Quelques pages plus loin, il y a la photo d'un berceau. Plus exactement, la photo d'un chemin avec d'un côté les jambes d'une femme assise, que l'on discerne peu, et de l'autre côté, le berceau, seul. Face à cette image, un texte d'une amertume presque insoutenable, Parker - description d'un vieil homme marqué par la vie surveillant des enfants, qui voit « with no one's eyes all the living, all the dead » (1)... On reverra ladite photo quelques pages plus loin mais cette fois-ci, brouillée par le procédé de floutage qu'affectionne Viggo... brouillée pr le passage du temps. Pages 38 à 40, après plusieurs clichés floutés représentant un enfant qui danse (série des 'Erfoud'), VM pose sur le dernier cliché cette citation de Rûmi: The human shape is a ghost Juste après Parker, on ouvre une double page magnifique, avec deux photos au grain très précis. Au centre, en lettres rouges: « Death will come, always out of season ». Sur la photo de gauche, un chemin bordé de rocailles trace son point de fuite en direction... d'une montagne, qui bouche l'horizon. Sur celle de droite, une lumière d'orage éclaire avec un contraste saisissant de hautes herbes... sur lesquelles un immense nuage « pèse comme un couvercle », pour paraphraser Baudelaire. Difficile d'illustrer mieux la finitude de la vie, barrée par la limite de la mort...

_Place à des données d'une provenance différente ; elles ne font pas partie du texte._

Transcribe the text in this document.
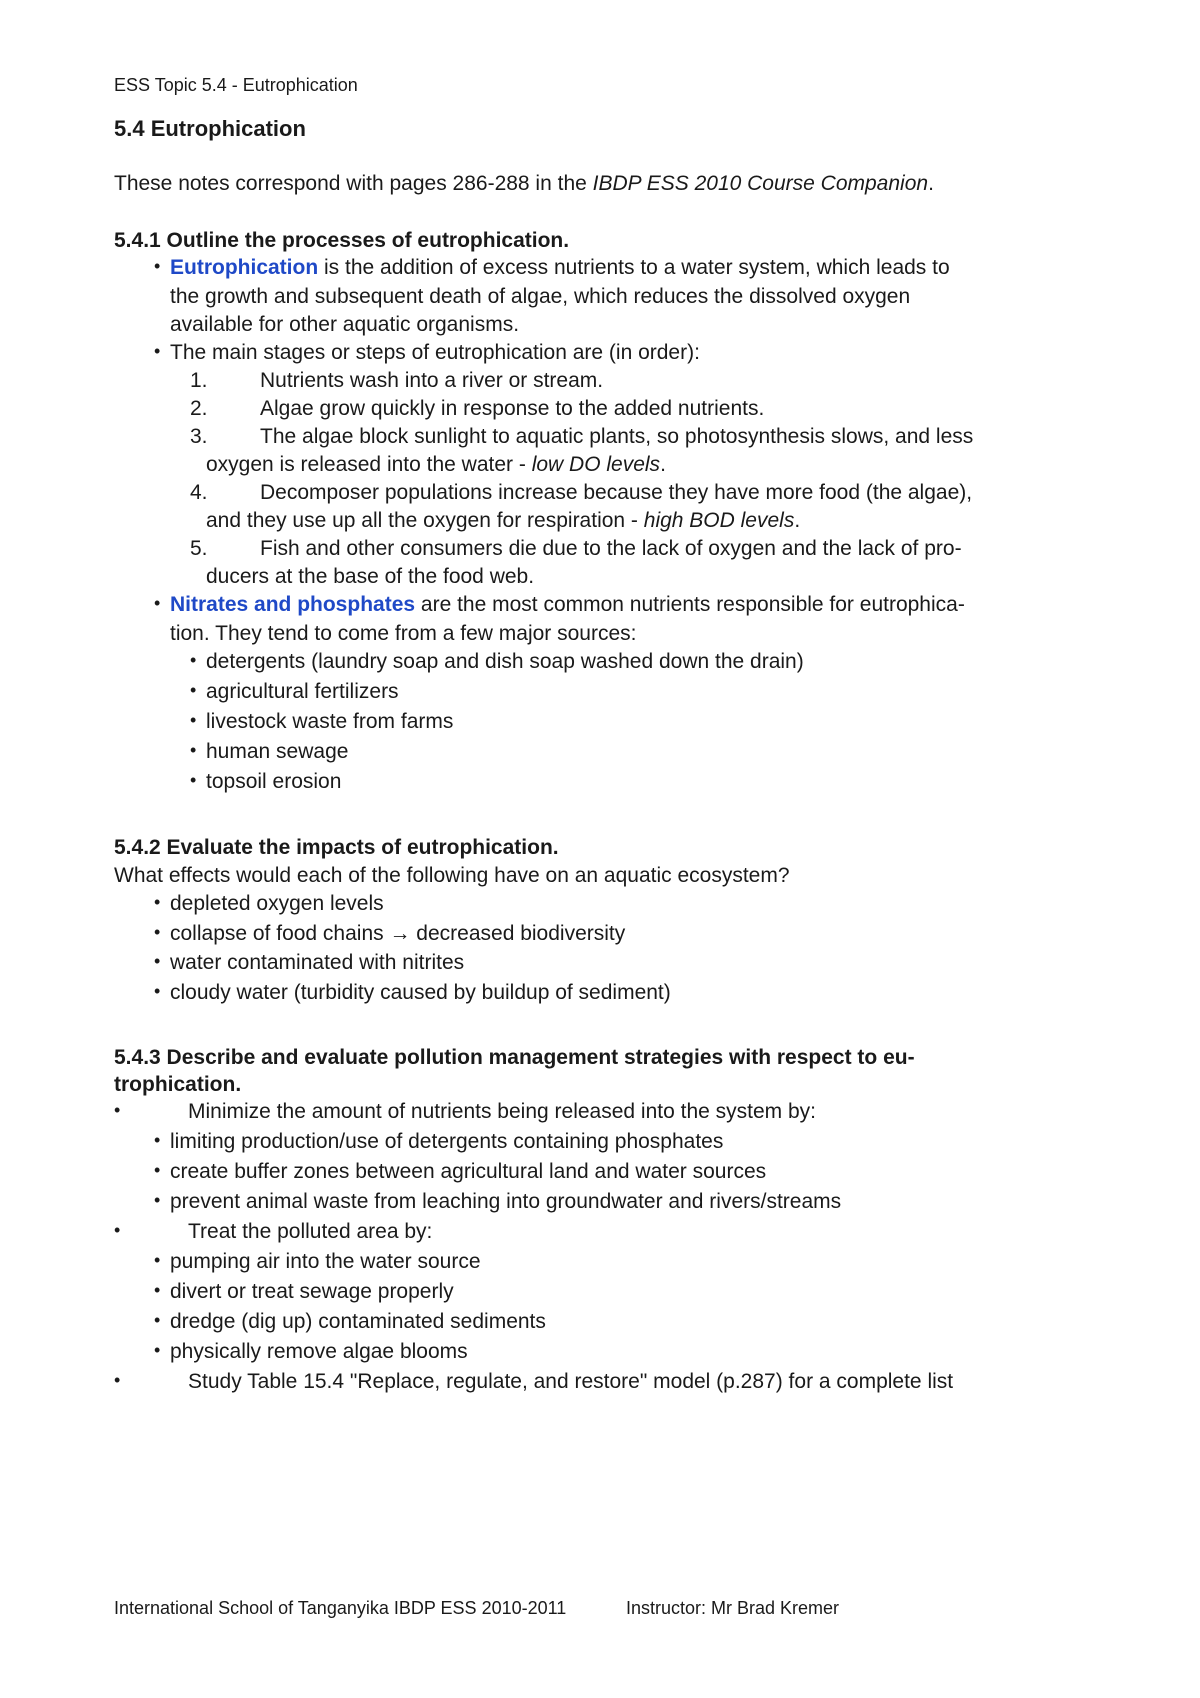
ESS Topic 5.4 - Eutrophication
5.4 Eutrophication
These notes correspond with pages 286-288 in the IBDP ESS 2010 Course Companion.
5.4.1 Outline the processes of eutrophication.
• Eutrophication is the addition of excess nutrients to a water system, which leads to
the growth and subsequent death of algae, which reduces the dissolved oxygen
available for other aquatic organisms.
• The main stages or steps of eutrophication are (in order):
1. Nutrients wash into a river or stream.
2. Algae grow quickly in response to the added nutrients.
3. The algae block sunlight to aquatic plants, so photosynthesis slows, and less
oxygen is released into the water - low DO levels.
4. Decomposer populations increase because they have more food (the algae),
and they use up all the oxygen for respiration - high BOD levels.
5. Fish and other consumers die due to the lack of oxygen and the lack of pro-
ducers at the base of the food web.
• Nitrates and phosphates are the most common nutrients responsible for eutrophica-
tion. They tend to come from a few major sources:
• detergents (laundry soap and dish soap washed down the drain)
• agricultural fertilizers
• livestock waste from farms
• human sewage
• topsoil erosion
5.4.2 Evaluate the impacts of eutrophication.
What effects would each of the following have on an aquatic ecosystem?
• depleted oxygen levels
• collapse of food chains → decreased biodiversity
• water contaminated with nitrites
• cloudy water (turbidity caused by buildup of sediment)
5.4.3 Describe and evaluate pollution management strategies with respect to eu-
trophication.
•	Minimize the amount of nutrients being released into the system by:
• limiting production/use of detergents containing phosphates
• create buffer zones between agricultural land and water sources
• prevent animal waste from leaching into groundwater and rivers/streams
•	Treat the polluted area by:
• pumping air into the water source
• divert or treat sewage properly
• dredge (dig up) contaminated sediments
• physically remove algae blooms
•	Study Table 15.4 "Replace, regulate, and restore" model (p.287) for a complete list
International School of Tanganyika IBDP ESS 2010-2011	Instructor: Mr Brad Kremer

Beaucoup de routes, de chemins aussi dans ce livre, allégories du chemin de la vie... ce qui n'est pas un thème nouveau chez VM - il suffit de lire ses poèmes. Le thème du voyage est bien présent, comme avec cette photo d'une silhouette vue dans le rétroviseur d'une voiture... et toujours le thème du temps, sur lequel je ne veux pas trop m'appesantir ici car nous le ferons sur le topic réservé du forum, tant il imprègne, comme un fil d'Ariane, tous les livres de Viggo et plus particulièrement celui-ci. * LINGER est-il un livre triste? Peut-être... ce que vous venez de lire vous aura sans doute donné cette impression. Il est indéniable que certaines photos, certains textes sont extrêmement durs - je pense à Letter to Brigit, bien sûr, mais surtout à Done, atroce, et à la photo Kaitoke 7, 2003 de la page 87, autoportrait de Viggo montrant un visage totalement spectral, qui me serre la gorge à chaque fois que je le vois (cf ci-dessus). Pourtant l'impression d'ensemble dégagée par le livre n'est pas lugubre. Car cette présence du temps dont nous parlions tout à l'heure se révèle aussi à travers la perception d'une sereine acceptation ; sagesse peut-être, ou en tout cas maturité. Parfois douce nostalgie, amertume ou regret, parfois spleen plus violent certes, ou chagrin bouleversant ; mais toujours vus comme à travers un prisme, avec recul, avec distance. Comme d'un voyageur qui regarderait passer sa vie avec celle des autres. Et qui se prend en photo, d'ailleurs, comme il photographie les autres... La vie passe, oui. Que faire alors sinon en capturer quelques instants?